Chronological frame
Scope note: This timeline centres on the Pretani, Caledonian, and wider northern Iron Age horizon. Pictish material is included only where it helps distinguish later successor or comparative evidence from the earlier Pretani subject.
- c. 800 BCE to AD 500
- ScARF's Iron Age framework uses the broad Scottish Iron Age horizon from the end of the Bronze Age to the formation of post-Roman kingdoms and the arrival of Christianity. [scarf-ritual]
- c. 4th century BCE
- Pytheas of Massalia belongs to the early Greek horizon for Britain and the far north, but his original work is lost and must be reconstructed from later authors. [strabo]
- 1st century CE
- Tacitus's Agricola is central for the Roman literary framing of Caledonia and Mons Graupius, but it is a Roman senatorial text, not native testimony. [tacitus]
- 2nd century CE
- Ptolemy's Geographia preserves key northern tribal names and place-names, with serious mapping and allocation problems. [ptolemy] [mann-breeze]

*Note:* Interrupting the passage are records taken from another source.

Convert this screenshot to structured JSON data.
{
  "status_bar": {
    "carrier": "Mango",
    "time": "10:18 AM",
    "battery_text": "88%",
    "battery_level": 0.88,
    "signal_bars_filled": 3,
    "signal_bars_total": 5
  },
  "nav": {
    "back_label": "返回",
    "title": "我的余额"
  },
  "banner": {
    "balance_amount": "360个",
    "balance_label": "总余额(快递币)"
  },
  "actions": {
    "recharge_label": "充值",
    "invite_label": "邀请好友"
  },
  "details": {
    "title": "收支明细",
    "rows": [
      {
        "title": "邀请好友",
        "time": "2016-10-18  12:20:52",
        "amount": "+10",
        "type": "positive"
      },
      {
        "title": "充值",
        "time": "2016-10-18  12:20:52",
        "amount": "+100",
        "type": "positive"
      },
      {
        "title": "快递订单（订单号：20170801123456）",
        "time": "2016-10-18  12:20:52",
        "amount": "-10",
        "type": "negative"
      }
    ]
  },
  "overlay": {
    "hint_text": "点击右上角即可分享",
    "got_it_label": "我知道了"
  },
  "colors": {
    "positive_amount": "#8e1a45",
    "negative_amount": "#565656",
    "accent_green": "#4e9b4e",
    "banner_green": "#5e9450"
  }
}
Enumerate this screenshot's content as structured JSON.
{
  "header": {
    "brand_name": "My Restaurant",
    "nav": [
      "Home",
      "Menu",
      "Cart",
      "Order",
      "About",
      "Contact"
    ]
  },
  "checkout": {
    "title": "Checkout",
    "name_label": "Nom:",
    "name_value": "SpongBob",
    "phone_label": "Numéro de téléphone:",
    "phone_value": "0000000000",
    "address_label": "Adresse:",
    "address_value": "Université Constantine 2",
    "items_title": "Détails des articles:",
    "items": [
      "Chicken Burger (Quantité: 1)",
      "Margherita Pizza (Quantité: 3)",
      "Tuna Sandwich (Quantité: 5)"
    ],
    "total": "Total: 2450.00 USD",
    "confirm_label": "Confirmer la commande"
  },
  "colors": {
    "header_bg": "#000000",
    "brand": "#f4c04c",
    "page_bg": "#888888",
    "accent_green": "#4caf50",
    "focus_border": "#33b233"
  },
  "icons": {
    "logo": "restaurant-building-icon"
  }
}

- Post-Pretani comparative horizon
- Pictish language and symbol evidence belongs outside the core Pretani timeline. It is retained only as a later northern comparative horizon for identity, language, and symbolic communication. [forsyth-pictland] [noble-symbols]
- Modern reconstruction
- Modern Pretani animist reconstruction must remain labelled as reconstruction unless supported by a named source or archaeological context.